Editor's note: The China Finance 40 Forum (CF40) is a Chinese think tank specializing in issues of economic and financial policy. The article reflects the author's views and not necessarily those of CGTN.
On May 3, the U.S. Federal Reserve (Fed) announced the 10th rate hike since last March, bringing its benchmark borrowing rate to a target range of 5 to 5.25 percent, the highest since August 2007.
"Inflation remains well above our longer run goal of 2 percent," remarked the Fed Chair Jerome Powell at the press conference on the same day.
“Inflation has moderated somewhat since the middle of last year, nonetheless inflation pressures continue to run high and the process of getting inflation back down to 2 percent has a long way to go," he said.
Why has the Fed been so strongly committed to bringing inflation down to the 2-percent target? And should it consider setting a higher inflation target in view of its current economic situation?
The 2-percent inflation target has long been shared by the central banks of several of the world's major developed economies, such as the U.K., Japan, and Canada.

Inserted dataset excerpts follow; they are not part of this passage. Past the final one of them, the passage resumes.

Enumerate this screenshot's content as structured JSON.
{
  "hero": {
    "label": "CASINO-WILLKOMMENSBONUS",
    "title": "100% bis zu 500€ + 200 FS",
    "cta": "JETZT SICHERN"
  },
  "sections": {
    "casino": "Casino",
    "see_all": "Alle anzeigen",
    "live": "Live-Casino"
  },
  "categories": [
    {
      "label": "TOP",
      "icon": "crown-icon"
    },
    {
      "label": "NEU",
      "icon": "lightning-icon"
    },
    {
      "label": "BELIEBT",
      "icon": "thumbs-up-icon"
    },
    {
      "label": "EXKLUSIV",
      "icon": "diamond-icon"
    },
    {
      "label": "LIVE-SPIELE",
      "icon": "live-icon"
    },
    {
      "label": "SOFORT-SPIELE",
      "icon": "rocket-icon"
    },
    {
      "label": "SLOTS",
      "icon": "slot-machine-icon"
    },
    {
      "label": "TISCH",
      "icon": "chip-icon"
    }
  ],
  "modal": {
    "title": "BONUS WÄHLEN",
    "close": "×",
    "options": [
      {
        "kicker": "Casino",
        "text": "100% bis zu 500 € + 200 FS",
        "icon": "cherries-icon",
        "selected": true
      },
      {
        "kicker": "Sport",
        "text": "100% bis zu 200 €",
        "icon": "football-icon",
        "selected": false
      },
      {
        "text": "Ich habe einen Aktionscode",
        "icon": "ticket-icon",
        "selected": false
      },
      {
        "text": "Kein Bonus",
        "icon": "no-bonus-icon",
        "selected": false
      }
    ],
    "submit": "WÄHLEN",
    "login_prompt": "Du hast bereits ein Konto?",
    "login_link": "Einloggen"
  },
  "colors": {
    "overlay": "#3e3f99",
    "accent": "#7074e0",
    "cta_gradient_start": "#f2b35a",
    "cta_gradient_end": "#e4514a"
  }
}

However, in the decade after the 2008 financial crisis, inflation rates have almost never got back to below 2 percent. Later when the COVID-19 pandemic occurred, the U.S. introduced an extensive fiscal stimulus package coupled with quantitative easing programs, sending the inflation to a new high. Then, in an attempt to bring the inflation back to the target range, the Fed has launched an aggressive rate-hike campaign, which has caused wide-ranging spillover effects.
This begs the question: Is the long-embraced inflation target still viable in the current economic landscape?
"The world may be entering a period of persistent inflation," said Kenneth Rogoff, professor of economics at Harvard University and former chief economist of IMF, in his paper in February. He argues that the inflation rate will remain significantly above 2 percent, albeit not reaching double digits.
A number of economists associate the current high inflation expectation in the market with long-term structural factors, including a slowing globalization process, the shift to greener development, and rising labor wages. Economists believe that these factors would make it much harder for inflation to be cooled down to 2 percent, which, even if realized, would come at a substantial economic cost.
The Fed is now confronted with two unpleasant choices: crush growth and jobs to get to its 2-percent target, or publicly validate a higher inflation target and risk a new round of destabilised inflationary expectations, according to top economist Mohamed El-Erian.
As a matter of fact, the debate over whether to raise the inflation target has been going on for years.
Those who support the idea believe it is better to maintain inflation at around 3 or even 4 percent. They argue that this would leave the central bank more room for action in the event of an economic crisis.
The opponents reject the idea on the basis that raising the target would result in more frequent changes in prices and wages, therefore rendering the monetary policy less effective. There is also the worry that there will lack room for the Fed to act during a serious economic recession.
More importantly, changing the inflation target could hurt the credibility of central banks, especially doing so at a time when the inflation is still running high.
It seems like the Fed is caught in a dilemma. Fortunately, there may be some kind of compromise that it could adopt.
What could be happening is that although the Fed is publicly signaling a 2-percent target, it could instead pursue a higher number and hope the public accepts it, said Mohamed El-Erian.
Eventually, regardless of whether the Fed tolerates a higher target in practice, it will still have to take a firm public stance on the 2-percent target at the moment, as this is necessary to fight the persistently high inflation. It is only when the inflation eases that the time comes for it to take a long hard look and make moves to raise the inflation target.